FSH triggers an event in the immature testis that is essential for the completion of spermatogenesis. Thereafter, spermatogenesis will proceed continuously as long as an adequate and uninterrupted supply of testosterone is available. The lack of negative feedback from germinal epithelium results in an elevated FSH level.

A neonatal surge in testosterone secretion is caused by high LH and FSH concentrations that occur during the first few months of life. From the age of about 3 months until the onset of puberty, plasma concentrations of LH and FSH are quite low and the testes are relatively quiescent (Sklar 1999). At the onset of puberty, pulsatile secretion of LH (and to a lesser extent, FSH) occurs during sleep that is associated with increased nighttime plasma concentrations of testosterone (Sklar 1999). As puberty progresses, the increased pulsatile release of gonadotropins and the high concentrations of testosterone are maintained throughout the day and night (Sklar 1999) (Tables 1, 2).

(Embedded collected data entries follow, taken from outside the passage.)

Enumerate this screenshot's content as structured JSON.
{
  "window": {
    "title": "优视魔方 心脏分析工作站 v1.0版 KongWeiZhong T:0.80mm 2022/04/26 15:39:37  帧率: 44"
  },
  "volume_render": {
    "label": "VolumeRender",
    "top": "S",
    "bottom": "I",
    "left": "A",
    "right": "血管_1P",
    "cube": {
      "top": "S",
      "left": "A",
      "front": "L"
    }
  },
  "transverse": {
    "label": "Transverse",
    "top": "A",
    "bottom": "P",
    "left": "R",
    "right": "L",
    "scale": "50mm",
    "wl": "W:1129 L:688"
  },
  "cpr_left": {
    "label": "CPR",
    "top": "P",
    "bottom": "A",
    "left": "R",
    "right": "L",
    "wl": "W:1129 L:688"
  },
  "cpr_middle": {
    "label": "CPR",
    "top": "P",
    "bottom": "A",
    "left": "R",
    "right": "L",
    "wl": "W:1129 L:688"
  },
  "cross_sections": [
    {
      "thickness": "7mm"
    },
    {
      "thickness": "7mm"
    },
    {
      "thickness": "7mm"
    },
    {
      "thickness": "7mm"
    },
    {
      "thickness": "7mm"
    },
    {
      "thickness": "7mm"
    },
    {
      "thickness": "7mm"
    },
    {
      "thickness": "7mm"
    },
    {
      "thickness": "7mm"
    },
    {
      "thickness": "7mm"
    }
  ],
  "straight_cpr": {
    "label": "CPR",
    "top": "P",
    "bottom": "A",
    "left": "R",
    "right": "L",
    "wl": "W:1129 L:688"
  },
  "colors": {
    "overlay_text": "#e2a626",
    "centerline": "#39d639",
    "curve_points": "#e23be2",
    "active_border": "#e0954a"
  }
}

In a normal male the first sign of puberty is enlargement of the testis to greater than 2.5 cm (Styne 1982). This is due to seminiferous tubule growth, although Leydig cell enlargement contributes as well. Androgens synthesized in the testes are the driving force behind secondary sexual development, although adrenal androgens also play a role in normal puberty. The range of onset of normal male puberty extends from 9 to 14 years of age. Boys complete pubertal development in 2–4.5 years (mean 3.2 years) (Styne 1982). The development of the external genitalia and pubic hair has been described in stages by Marshall and Tanner (1970) (Tables 1 and 2). The first appearance of spermatozoa in early morning urinary specimens (spermarche) occurs at a mean age of 13.4 years, at gonadal stages 3 and 4 (pubic hair stages 2 through 4) simultaneous with the pubertal growth spurt.